From the Wikipedia link, in terms of 4/4 time:

A back beat, or backbeat, is a syncopated accentuation on the "off" beat. In a simple 4 4 rhythm these are beats 2 and 4.


It’s 6/8 or less likely 6/4 for a pop song. There actually are accents on 1 and 4. The accent on 1 is implied in some measures. An accent is not necessarily simply a louder note. In this excerpt, the chord changes happen on beat one. The listener senses that right away and begins to hear that as the most important beat. The accent on beat 4 is the highest note of the arpeggio and serves as the backbeat as someone else noted.
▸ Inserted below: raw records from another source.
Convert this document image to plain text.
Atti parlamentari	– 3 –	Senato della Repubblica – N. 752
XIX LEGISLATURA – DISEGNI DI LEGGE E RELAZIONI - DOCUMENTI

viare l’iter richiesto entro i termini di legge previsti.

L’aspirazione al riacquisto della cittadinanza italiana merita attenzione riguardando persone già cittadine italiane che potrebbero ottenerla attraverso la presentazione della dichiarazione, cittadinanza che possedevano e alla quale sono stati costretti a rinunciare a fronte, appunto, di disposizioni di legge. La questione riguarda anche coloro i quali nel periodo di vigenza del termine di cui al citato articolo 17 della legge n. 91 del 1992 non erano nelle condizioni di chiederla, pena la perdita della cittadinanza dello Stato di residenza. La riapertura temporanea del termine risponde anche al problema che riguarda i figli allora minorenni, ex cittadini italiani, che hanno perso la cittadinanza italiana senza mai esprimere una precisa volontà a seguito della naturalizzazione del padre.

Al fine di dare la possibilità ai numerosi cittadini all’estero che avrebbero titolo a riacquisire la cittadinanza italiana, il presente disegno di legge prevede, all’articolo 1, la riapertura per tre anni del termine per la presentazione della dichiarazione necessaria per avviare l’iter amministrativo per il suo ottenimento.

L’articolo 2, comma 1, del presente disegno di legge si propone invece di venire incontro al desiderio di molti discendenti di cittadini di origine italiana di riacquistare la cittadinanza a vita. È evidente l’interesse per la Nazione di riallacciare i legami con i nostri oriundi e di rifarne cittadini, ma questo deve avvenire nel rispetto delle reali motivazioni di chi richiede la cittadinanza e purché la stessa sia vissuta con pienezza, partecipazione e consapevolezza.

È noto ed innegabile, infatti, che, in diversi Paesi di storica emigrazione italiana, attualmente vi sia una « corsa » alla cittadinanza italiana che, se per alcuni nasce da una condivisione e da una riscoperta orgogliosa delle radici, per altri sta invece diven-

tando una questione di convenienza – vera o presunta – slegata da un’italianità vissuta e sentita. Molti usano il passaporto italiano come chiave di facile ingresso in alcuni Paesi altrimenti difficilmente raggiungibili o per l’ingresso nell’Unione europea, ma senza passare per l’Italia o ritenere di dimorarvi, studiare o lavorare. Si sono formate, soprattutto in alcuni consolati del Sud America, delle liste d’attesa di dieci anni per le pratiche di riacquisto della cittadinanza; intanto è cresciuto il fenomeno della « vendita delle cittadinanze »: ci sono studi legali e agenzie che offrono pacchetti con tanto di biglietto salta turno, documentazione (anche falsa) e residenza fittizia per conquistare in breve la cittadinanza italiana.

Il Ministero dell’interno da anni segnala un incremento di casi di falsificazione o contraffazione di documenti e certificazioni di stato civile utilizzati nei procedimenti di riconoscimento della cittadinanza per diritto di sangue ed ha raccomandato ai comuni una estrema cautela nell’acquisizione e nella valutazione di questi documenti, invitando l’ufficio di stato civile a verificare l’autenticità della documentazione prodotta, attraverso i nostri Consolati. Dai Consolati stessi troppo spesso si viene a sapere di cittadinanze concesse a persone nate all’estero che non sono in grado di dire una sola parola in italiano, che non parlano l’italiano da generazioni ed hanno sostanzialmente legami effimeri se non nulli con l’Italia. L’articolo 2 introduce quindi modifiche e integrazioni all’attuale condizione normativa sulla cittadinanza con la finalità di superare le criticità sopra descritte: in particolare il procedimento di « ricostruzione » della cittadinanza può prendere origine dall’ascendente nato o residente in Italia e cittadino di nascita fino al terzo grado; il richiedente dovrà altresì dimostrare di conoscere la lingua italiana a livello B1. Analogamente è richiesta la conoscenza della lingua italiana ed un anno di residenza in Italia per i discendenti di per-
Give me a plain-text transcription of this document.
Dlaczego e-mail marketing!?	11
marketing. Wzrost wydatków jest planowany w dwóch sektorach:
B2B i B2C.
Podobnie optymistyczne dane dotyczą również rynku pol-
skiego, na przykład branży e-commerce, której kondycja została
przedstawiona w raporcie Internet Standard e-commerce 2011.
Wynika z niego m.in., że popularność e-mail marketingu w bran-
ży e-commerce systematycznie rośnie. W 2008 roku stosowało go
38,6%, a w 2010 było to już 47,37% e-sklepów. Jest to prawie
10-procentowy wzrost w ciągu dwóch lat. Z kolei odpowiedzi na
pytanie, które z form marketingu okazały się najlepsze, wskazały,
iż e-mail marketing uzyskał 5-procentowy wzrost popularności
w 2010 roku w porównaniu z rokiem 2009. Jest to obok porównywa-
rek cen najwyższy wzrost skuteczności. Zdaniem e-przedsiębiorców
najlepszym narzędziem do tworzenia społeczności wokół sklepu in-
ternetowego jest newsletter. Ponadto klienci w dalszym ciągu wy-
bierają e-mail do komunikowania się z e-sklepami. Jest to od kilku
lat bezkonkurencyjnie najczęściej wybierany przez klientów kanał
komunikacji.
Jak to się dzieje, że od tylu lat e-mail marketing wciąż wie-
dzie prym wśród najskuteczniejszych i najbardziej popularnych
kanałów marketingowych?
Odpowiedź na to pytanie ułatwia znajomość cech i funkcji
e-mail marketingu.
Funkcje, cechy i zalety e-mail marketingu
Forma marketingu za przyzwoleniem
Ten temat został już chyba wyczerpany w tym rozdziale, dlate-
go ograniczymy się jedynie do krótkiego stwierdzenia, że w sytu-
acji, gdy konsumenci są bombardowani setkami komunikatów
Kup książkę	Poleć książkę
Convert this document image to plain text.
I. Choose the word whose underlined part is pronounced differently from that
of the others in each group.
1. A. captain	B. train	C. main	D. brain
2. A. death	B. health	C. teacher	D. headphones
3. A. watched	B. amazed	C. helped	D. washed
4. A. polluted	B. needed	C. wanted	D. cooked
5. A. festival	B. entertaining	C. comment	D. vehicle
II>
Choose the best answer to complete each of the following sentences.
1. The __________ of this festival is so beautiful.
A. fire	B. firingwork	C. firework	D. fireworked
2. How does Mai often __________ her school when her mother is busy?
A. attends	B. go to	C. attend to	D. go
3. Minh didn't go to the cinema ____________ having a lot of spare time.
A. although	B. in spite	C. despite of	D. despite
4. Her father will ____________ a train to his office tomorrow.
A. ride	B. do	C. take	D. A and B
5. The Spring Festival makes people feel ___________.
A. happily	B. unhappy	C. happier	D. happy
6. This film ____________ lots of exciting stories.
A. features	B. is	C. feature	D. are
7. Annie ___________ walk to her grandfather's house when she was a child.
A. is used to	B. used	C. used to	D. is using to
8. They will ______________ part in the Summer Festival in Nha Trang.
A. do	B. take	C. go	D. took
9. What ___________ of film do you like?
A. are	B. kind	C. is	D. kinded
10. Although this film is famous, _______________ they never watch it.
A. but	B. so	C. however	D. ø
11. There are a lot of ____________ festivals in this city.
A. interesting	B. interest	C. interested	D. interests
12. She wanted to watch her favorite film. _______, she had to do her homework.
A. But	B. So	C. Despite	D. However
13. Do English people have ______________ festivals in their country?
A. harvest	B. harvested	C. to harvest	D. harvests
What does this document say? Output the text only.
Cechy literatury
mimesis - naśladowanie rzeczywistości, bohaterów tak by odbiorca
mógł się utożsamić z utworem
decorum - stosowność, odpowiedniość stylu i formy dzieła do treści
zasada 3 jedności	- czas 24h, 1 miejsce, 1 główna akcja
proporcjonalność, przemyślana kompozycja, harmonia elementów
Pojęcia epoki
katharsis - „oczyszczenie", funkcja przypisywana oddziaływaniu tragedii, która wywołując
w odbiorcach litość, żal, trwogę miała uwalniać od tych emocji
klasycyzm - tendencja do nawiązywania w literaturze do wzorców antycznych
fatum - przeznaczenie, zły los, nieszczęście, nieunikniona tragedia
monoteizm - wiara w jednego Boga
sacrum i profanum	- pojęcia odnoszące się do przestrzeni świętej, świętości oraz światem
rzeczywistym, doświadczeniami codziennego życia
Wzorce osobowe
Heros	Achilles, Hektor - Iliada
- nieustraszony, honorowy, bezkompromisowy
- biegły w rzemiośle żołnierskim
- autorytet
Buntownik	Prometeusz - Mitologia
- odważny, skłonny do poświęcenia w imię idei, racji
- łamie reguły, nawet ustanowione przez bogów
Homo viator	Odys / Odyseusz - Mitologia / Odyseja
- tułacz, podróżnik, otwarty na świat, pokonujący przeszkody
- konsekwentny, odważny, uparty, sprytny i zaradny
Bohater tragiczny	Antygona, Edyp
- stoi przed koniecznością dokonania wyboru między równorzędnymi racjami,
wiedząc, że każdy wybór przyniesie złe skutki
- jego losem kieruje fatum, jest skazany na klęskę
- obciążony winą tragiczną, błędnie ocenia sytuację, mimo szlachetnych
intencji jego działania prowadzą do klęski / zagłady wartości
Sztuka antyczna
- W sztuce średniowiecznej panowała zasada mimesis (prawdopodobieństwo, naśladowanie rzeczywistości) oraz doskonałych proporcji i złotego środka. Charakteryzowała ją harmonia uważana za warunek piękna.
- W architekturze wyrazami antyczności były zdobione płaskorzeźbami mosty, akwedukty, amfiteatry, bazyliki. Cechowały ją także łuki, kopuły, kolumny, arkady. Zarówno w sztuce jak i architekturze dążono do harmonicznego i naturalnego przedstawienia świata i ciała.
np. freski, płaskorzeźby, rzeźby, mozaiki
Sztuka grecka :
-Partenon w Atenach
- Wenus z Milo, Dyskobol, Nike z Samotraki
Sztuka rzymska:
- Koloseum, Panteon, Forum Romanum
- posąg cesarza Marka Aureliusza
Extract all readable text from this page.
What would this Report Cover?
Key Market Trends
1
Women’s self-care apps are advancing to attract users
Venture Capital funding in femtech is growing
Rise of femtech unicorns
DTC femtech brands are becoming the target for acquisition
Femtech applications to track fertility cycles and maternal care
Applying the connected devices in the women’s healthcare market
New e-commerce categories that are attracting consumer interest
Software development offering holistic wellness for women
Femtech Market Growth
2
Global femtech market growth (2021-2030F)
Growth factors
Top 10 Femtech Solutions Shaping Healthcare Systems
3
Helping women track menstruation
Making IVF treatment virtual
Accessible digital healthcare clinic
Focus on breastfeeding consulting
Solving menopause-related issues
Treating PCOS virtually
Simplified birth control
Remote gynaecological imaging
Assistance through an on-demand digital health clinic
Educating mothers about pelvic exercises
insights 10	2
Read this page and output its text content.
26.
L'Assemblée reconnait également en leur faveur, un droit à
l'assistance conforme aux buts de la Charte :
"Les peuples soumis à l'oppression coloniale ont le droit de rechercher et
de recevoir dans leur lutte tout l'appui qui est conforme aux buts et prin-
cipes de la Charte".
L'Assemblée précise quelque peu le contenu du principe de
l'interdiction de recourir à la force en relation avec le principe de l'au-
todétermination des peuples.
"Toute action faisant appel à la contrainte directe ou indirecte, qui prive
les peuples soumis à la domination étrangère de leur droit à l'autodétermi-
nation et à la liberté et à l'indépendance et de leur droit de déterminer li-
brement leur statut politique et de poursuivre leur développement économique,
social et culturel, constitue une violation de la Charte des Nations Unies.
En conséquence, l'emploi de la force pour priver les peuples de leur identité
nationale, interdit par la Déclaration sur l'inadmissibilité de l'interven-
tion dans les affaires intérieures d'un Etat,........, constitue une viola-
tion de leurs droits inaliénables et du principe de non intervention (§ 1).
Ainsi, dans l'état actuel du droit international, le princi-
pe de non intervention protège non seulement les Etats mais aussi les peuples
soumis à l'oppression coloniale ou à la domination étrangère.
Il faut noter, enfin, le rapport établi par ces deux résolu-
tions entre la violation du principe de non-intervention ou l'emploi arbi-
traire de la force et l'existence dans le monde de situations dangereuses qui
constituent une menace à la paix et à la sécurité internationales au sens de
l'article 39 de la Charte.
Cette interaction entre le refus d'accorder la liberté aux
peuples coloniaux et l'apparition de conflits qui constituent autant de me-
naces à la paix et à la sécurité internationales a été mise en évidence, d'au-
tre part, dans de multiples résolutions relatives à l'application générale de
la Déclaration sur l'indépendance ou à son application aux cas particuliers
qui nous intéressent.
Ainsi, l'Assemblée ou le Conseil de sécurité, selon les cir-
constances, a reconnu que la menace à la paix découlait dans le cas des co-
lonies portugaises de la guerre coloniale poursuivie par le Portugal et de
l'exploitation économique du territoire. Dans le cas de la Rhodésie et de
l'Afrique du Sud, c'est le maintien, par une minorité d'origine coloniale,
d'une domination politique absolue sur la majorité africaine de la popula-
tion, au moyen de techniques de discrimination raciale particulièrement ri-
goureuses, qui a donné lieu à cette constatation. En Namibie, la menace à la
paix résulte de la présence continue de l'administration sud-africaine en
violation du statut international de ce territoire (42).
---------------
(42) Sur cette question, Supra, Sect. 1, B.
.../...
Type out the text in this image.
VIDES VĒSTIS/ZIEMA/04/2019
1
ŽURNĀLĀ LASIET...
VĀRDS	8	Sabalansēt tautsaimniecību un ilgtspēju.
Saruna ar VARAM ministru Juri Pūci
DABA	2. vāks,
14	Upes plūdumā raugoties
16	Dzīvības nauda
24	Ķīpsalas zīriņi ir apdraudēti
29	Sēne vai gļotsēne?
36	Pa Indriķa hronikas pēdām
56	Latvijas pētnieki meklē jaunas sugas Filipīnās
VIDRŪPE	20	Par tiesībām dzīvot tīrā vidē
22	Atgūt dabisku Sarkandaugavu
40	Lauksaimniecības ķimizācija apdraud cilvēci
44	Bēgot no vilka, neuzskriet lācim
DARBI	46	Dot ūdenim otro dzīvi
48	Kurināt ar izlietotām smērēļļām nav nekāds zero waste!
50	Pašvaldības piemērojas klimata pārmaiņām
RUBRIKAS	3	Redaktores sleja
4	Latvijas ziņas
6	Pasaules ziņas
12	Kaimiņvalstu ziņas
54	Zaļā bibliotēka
Patterns of time signatures are just that - patterns. True, often the first beat of any bar will be signified by an accent, but not always. And - what does the signifying? Is it the bass guitar playing the root note, or the bass drum or the snare drum?

All the stresses or accents won't always fall in the same place - usuaally, in 4/4, it's the first beat that gets the accent, but in reggae, it's often non-accented. That doesn't mean we don't feel where it is - it's usually quite easy to determine still.

In 6/8, often it's sub-beats 1 and 4 that get the accent - making it more like 2/4 using triplets, which, in effect, is what it is. In this example, there's certainly an accent on beat one - no surprise there - but listen to the bass, and there's a note played on beat 6 - usually the weakest.

So, any time signature can have stresses anywhere in the bar/s, but that won't change what that time signature is called - only how it's played.